The code posted in Howard's answer is a draft (based on the draft posted in the question). Howard's answer helped resolving a confusing issue with the virtual base class std::ios: the base class needs to be default constructed when moving a derived stream as the std::ios portion of a stream will explicitly be moved by the std::ostream move constructor using std::ios::move(). This answer merely fills in the missing bits.

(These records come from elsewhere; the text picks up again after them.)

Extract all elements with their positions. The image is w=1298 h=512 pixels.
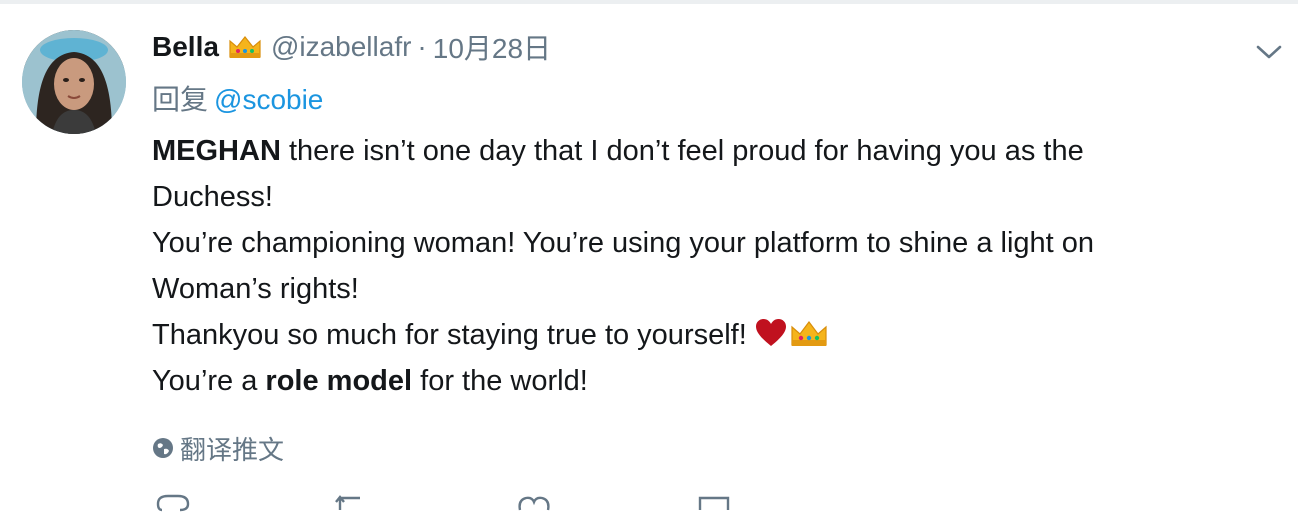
avatar[interactable] <box>22 30 126 134</box>
direct-message-icon[interactable] <box>694 492 734 512</box>
reply-icon[interactable] <box>154 492 194 512</box>
tweet-line: MEGHAN there isn’t one day that I don’t … <box>152 128 1232 174</box>
heart-icon <box>755 319 786 346</box>
reply-context: 回复 @scobie <box>152 82 1232 118</box>
tweet-line-text: there isn’t one day that I don’t feel pr… <box>280 135 1084 167</box>
chevron-down-icon[interactable] <box>1254 42 1284 62</box>
user-handle[interactable]: @izabellafr <box>271 31 411 63</box>
tweet-line: Duchess! <box>152 181 273 213</box>
translate-label: 翻译推文 <box>180 434 285 465</box>
reply-mention-link[interactable]: @scobie <box>214 84 323 115</box>
tweet-line: You’re championing woman! You’re using y… <box>152 227 1095 259</box>
like-icon[interactable] <box>514 492 554 512</box>
tweet-line: Thankyou so much for staying true to you… <box>152 312 1232 358</box>
tweet-line-text: for the world! <box>412 365 588 397</box>
tweet-line-text: You’re a <box>152 365 266 397</box>
crown-icon <box>791 321 827 346</box>
avatar-image <box>22 30 126 134</box>
tweet-timestamp[interactable]: 10月28日 <box>433 27 551 67</box>
globe-icon <box>153 438 173 458</box>
tweet-card[interactable]: Bella @izabellafr · 10月28日 回复 @scobie MEG… <box>0 4 1298 512</box>
translate-tweet-link[interactable]: 翻译推文 <box>152 430 1232 466</box>
tweet-line: Woman’s rights! <box>152 273 359 305</box>
retweet-icon[interactable] <box>332 492 382 512</box>
tweet-header: Bella @izabellafr · 10月28日 <box>152 26 1232 68</box>
separator-dot: · <box>417 31 427 62</box>
tweet-text: MEGHAN there isn’t one day that I don’t … <box>152 128 1232 404</box>
bold-text: role model <box>265 365 413 397</box>
tweet-line-text: Thankyou so much for staying true to you… <box>152 319 747 351</box>
bold-text: MEGHAN <box>152 135 281 167</box>
display-name[interactable]: Bella <box>152 31 219 63</box>
tweet-actions <box>152 492 852 512</box>
tweet-content: Bella @izabellafr · 10月28日 回复 @scobie MEG… <box>152 26 1232 466</box>
crown-icon <box>229 36 261 58</box>
tweet-line: You’re a role model for the world! <box>152 358 1232 404</box>
reply-prefix: 回复 <box>152 84 209 115</box>
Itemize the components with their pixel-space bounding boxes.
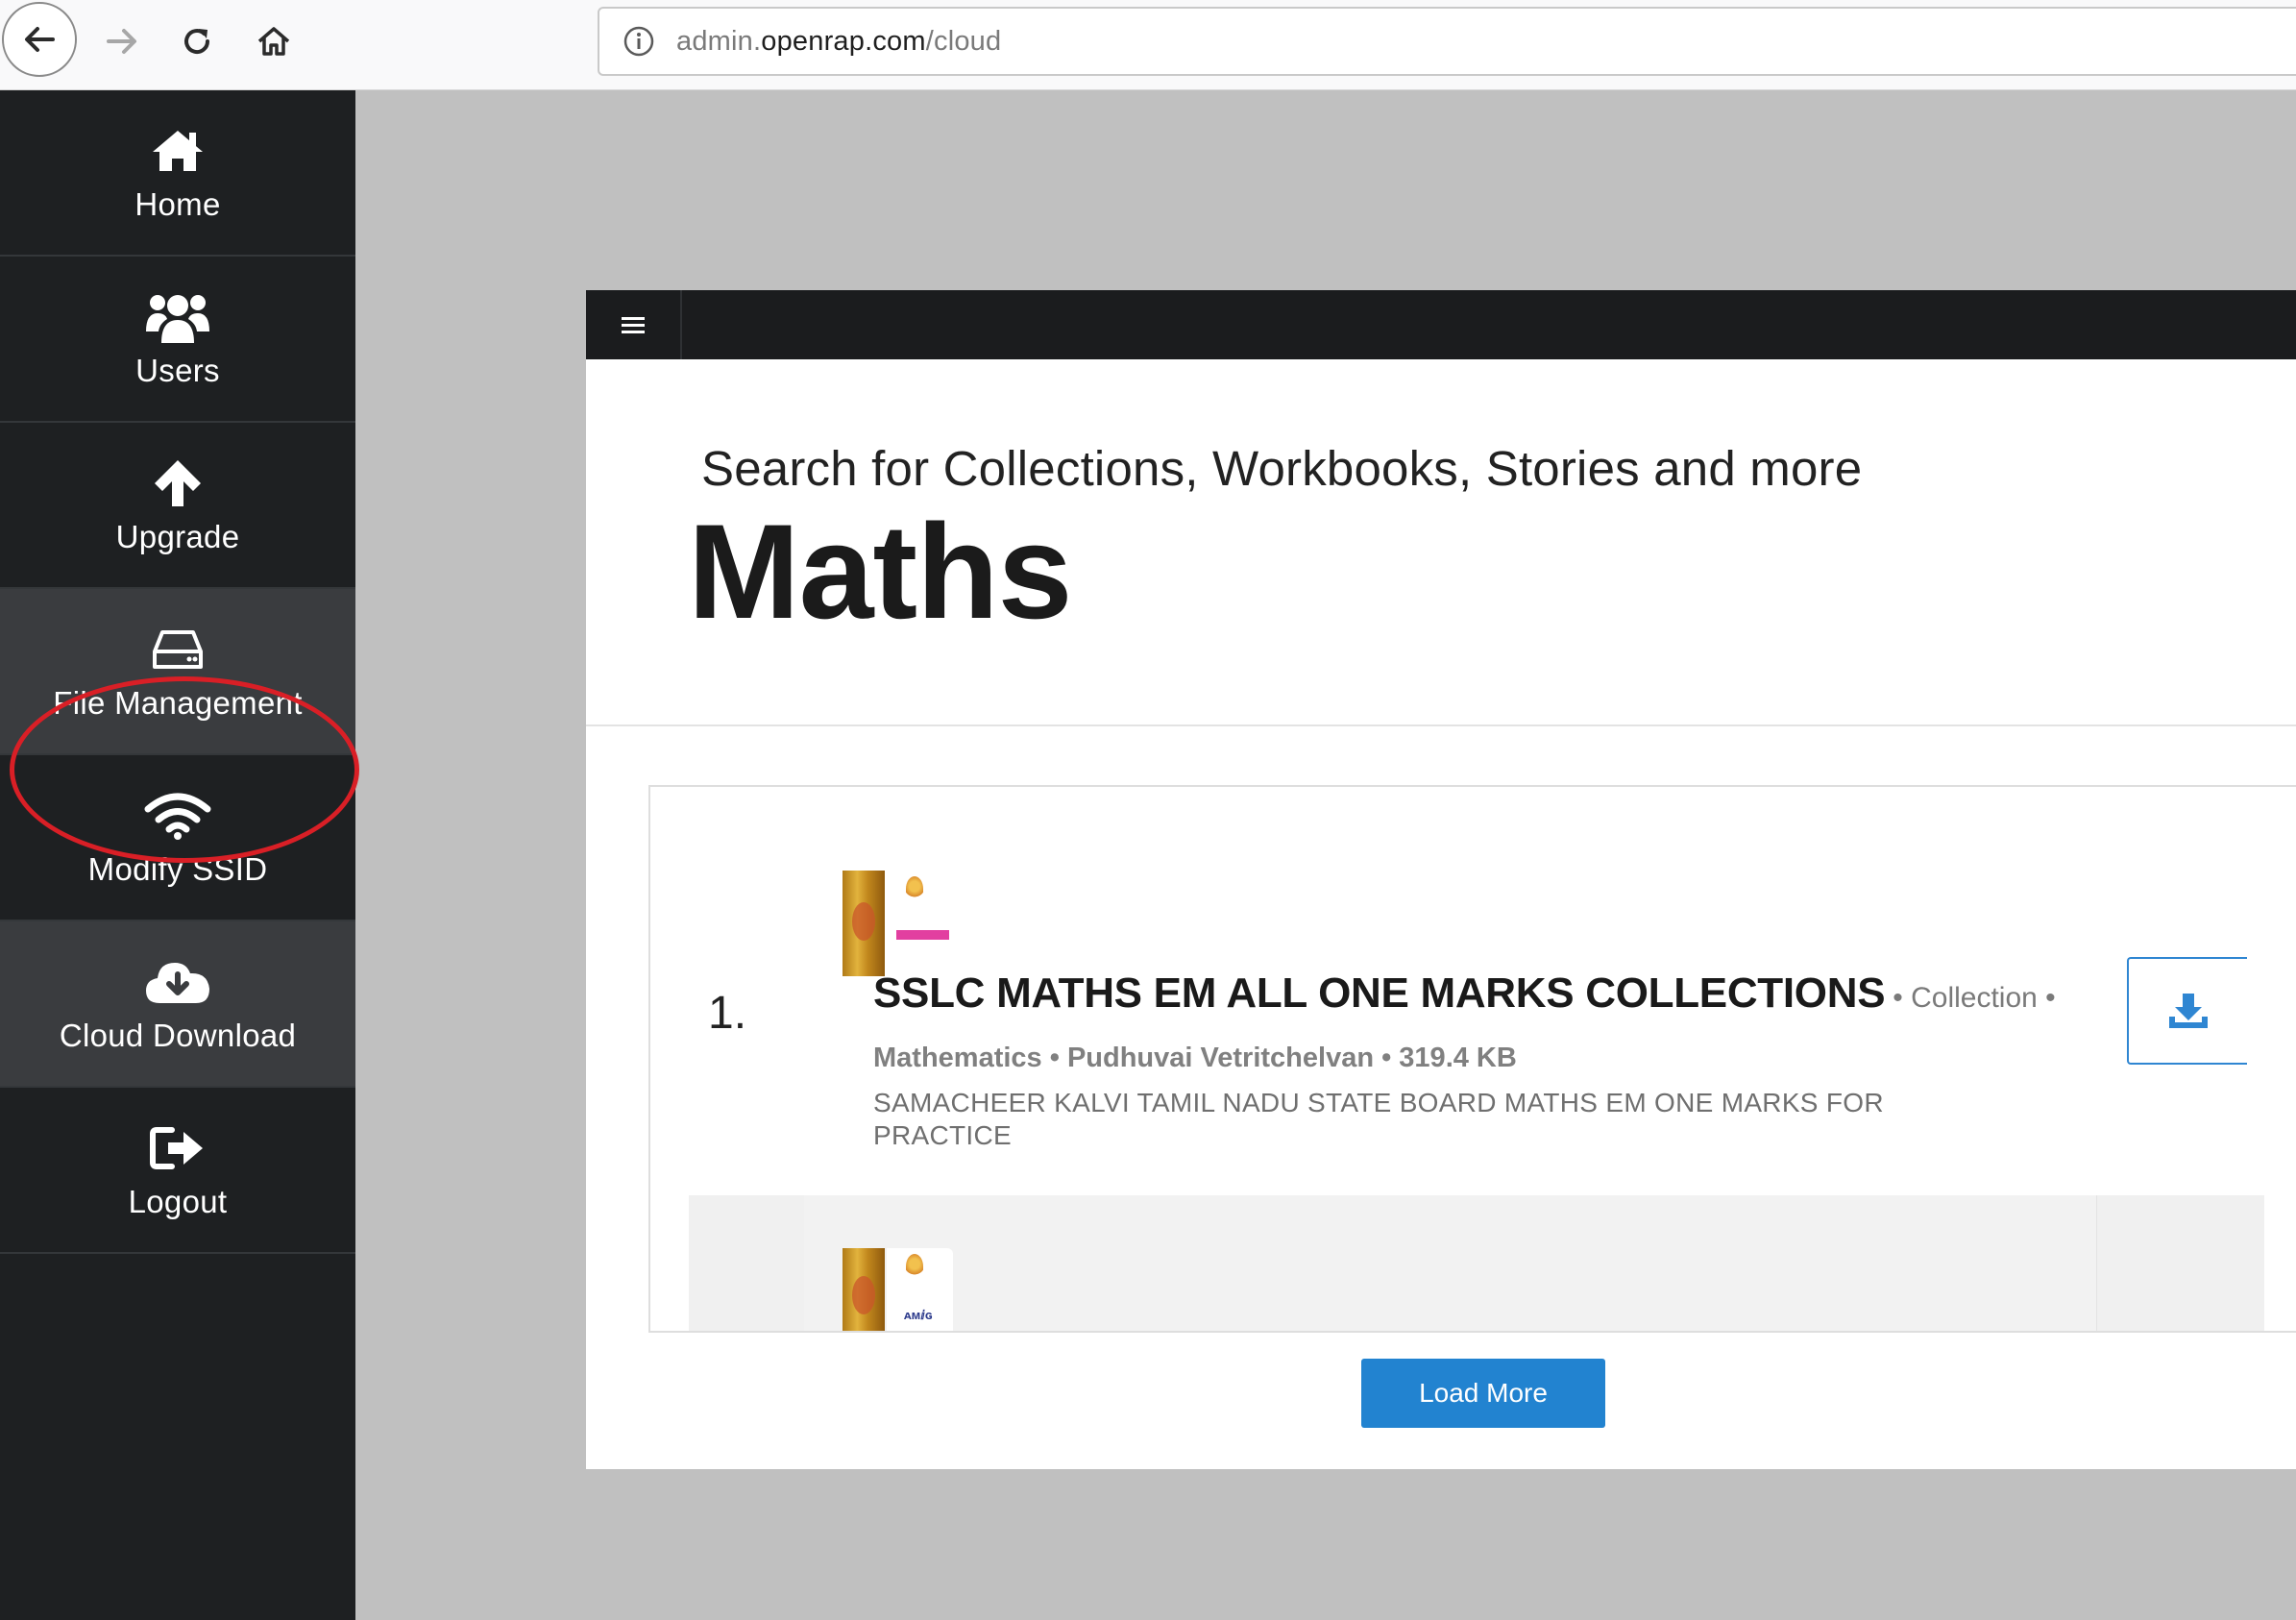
- sidebar-item-upgrade[interactable]: Upgrade: [0, 423, 355, 589]
- wifi-icon: [144, 788, 211, 844]
- result-number: 1.: [708, 988, 747, 1039]
- result-title[interactable]: SSLC MATHS EM ALL ONE MARKS COLLECTIONS: [873, 970, 1886, 1017]
- result-type: • Collection •: [1893, 982, 2056, 1014]
- menu-button[interactable]: [586, 290, 682, 359]
- main-content: Search for Collections, Workbooks, Stori…: [586, 359, 2296, 1469]
- result-meta: Mathematics • Pudhuvai Vetritchelvan • 3…: [873, 1043, 1517, 1073]
- browser-home-button[interactable]: [240, 0, 307, 83]
- address-bar[interactable]: admin.openrap.com/cloud: [598, 7, 2296, 76]
- collection-thumbnail[interactable]: ᴀᴍⅈɢ: [843, 1248, 953, 1331]
- sidebar-item-label: Upgrade: [115, 518, 240, 554]
- collection-thumbnail[interactable]: [843, 871, 953, 976]
- url-path: /cloud: [925, 25, 1002, 57]
- result-description: SAMACHEER KALVI TAMIL NADU STATE BOARD M…: [873, 1088, 1884, 1150]
- sidebar-item-label: Modify SSID: [87, 850, 268, 887]
- sidebar-item-logout[interactable]: Logout: [0, 1088, 355, 1254]
- url-text: admin.openrap.com/cloud: [676, 26, 1001, 58]
- sidebar-item-users[interactable]: Users: [0, 257, 355, 423]
- sidebar-item-modify-ssid[interactable]: Modify SSID: [0, 755, 355, 921]
- forward-button[interactable]: [88, 0, 156, 83]
- results-list: 1. SSLC MATHS EM ALL ONE MARKS COLLECTIO…: [648, 785, 2296, 1333]
- load-more-button[interactable]: Load More: [1361, 1359, 1605, 1428]
- search-hint-text: Search for Collections, Workbooks, Stori…: [701, 441, 1863, 496]
- sidebar-item-home[interactable]: Home: [0, 90, 355, 257]
- reload-button[interactable]: [163, 0, 231, 83]
- sidebar-item-cloud-download[interactable]: Cloud Download: [0, 921, 355, 1088]
- arrow-left-icon: [25, 27, 55, 52]
- url-domain: openrap.com: [761, 25, 926, 57]
- sidebar-item-label: Cloud Download: [59, 1017, 297, 1053]
- hard-drive-icon: [151, 622, 205, 677]
- home-outline-icon: [257, 27, 290, 56]
- sidebar-item-label: Users: [135, 352, 220, 388]
- info-icon[interactable]: [623, 25, 655, 58]
- hamburger-icon: [622, 317, 645, 333]
- sign-out-icon: [149, 1120, 207, 1176]
- download-icon: [2168, 994, 2208, 1028]
- back-button[interactable]: [2, 2, 77, 77]
- sidebar-item-label: File Management: [53, 684, 303, 721]
- page-title: Maths: [688, 496, 1072, 647]
- download-button[interactable]: [2127, 957, 2247, 1065]
- users-icon: [144, 289, 211, 345]
- browser-toolbar: admin.openrap.com/cloud: [0, 0, 2296, 90]
- app-header-bar: [586, 290, 2296, 359]
- home-icon: [149, 123, 207, 179]
- reload-icon: [184, 29, 210, 55]
- sidebar-item-file-management[interactable]: File Management: [0, 589, 355, 755]
- cloud-download-icon: [144, 954, 211, 1010]
- sidebar-item-label: Home: [134, 185, 221, 222]
- url-subdomain: admin.: [676, 25, 762, 57]
- result-title-line[interactable]: SSLC MATHS EM ALL ONE MARKS COLLECTIONS •…: [873, 970, 2056, 1018]
- sidebar: Home Users Upgrade File Management Modif…: [0, 90, 359, 1620]
- arrow-up-icon: [151, 455, 205, 511]
- sidebar-item-label: Logout: [128, 1183, 228, 1219]
- divider: [586, 724, 2296, 726]
- arrow-right-icon: [107, 29, 136, 54]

The implementation below maintains a pointer to a stream buffer which normally expected to live on the heap and will be released upon destruction with the help of std::unique_ptr<...>. As it may be desirable to return an std::omstream the stream buffer of a long-lived stream, e.g., std::cout, the std::unique_ptr<...> is set up to use a deleter which may do nothing if the omstream doesn't own the stream buffer.

#include <ostream>
#include <memory>
#include <utility>

template <typename cT, typename Traits = std::char_traits<cT>>
class basic_omstream
    : public std::basic_ostream<cT, Traits>
{
    using deleter = void (*)(std::basic_streambuf<cT, Traits>*);

    static void delete_sbuf(std::basic_streambuf<cT, Traits>* sbuf) {
        delete sbuf;
    }
    static void ignore_sbuf(std::basic_streambuf<cT, Traits>*) {
    }
    std::unique_ptr<std::basic_streambuf<cT, Traits>, deleter> m_sbuf;
public:
    basic_omstream()
        : std::basic_ios<cT, Traits>()
        , std::basic_ostream<cT, Traits>(nullptr)
        , m_sbuf(nullptr, &ignore_sbuf) {
    }
    basic_omstream(std::basic_streambuf<cT, Traits>* sbuf,
                   bool owns_streambuf)
        : std::basic_ios<cT, Traits>()
        , std::basic_ostream<cT, Traits>(sbuf)
        , m_sbuf(sbuf, owns_streambuf? &delete_sbuf: &ignore_sbuf) {
        this->set_rdbuf(this->m_sbuf.get());
    }
    basic_omstream(basic_omstream&& other)
        : std::basic_ios<cT, Traits>() // default construct ios!
        , std::basic_ostream<cT, Traits>(std::move(other))
        , m_sbuf(std::move(other.m_sbuf)) {
        this->set_rdbuf(this->m_sbuf.get());
    }
    basic_omstream& operator=(basic_omstream&& other) {
        this->std::basic_ostream<cT, Traits>::swap(other);
        this->m_sbuf.swap(other.m_sbuf);
        this->set_rdbuf(this->m_sbuf.get());
        return *this;
    }
};

typedef basic_omstream<char>    omstream;
typedef basic_omstream<wchar_t> womstream;

Using an std::ofstream or an std::ostringstream to initialize an omstream doesn't work unless the corresponding stream outlives the omstream. In general a corresponding stream buffer will be allocated. The class omstream could, e.g., be used like in the code below which create a stream based on an URI given to a suitable factory function:

#include <iostream>
#include <sstream>
#include <fstream>

omstream make_stream(std::string const& uri) {
    if (uri == "stream://stdout") {
        return omstream(std::cout.rdbuf(), false);
    }
    else if (uri == "stream://stdlog") {
        return omstream(std::clog.rdbuf(), false);
    }
    else if (uri == "stream://stderr") {
        return omstream(std::cerr.rdbuf(), false);
    }
    else if (uri.substr(0, 8) == "file:///") {
        std::unique_ptr<std::filebuf> fbuf(new std::filebuf);
        fbuf->open(uri.substr(8), std::ios_base::out);
        return omstream(fbuf.release(), true);
    }
    else if (uri.substr(0, 9) == "string://") {
        return omstream(new std::stringbuf(uri.substr(9)), true);
    }
    throw std::runtime_error("unknown URI: '" + uri + "'");
}

int main(int ac, char* av[])
{
    omstream out{ make_stream(ac == 2? av[1]: "stream://stdout") };
    out << "hello, world\n";
}

If there are other stream buffers available which could be constructed from a URI, these could be added to the make_stream() function.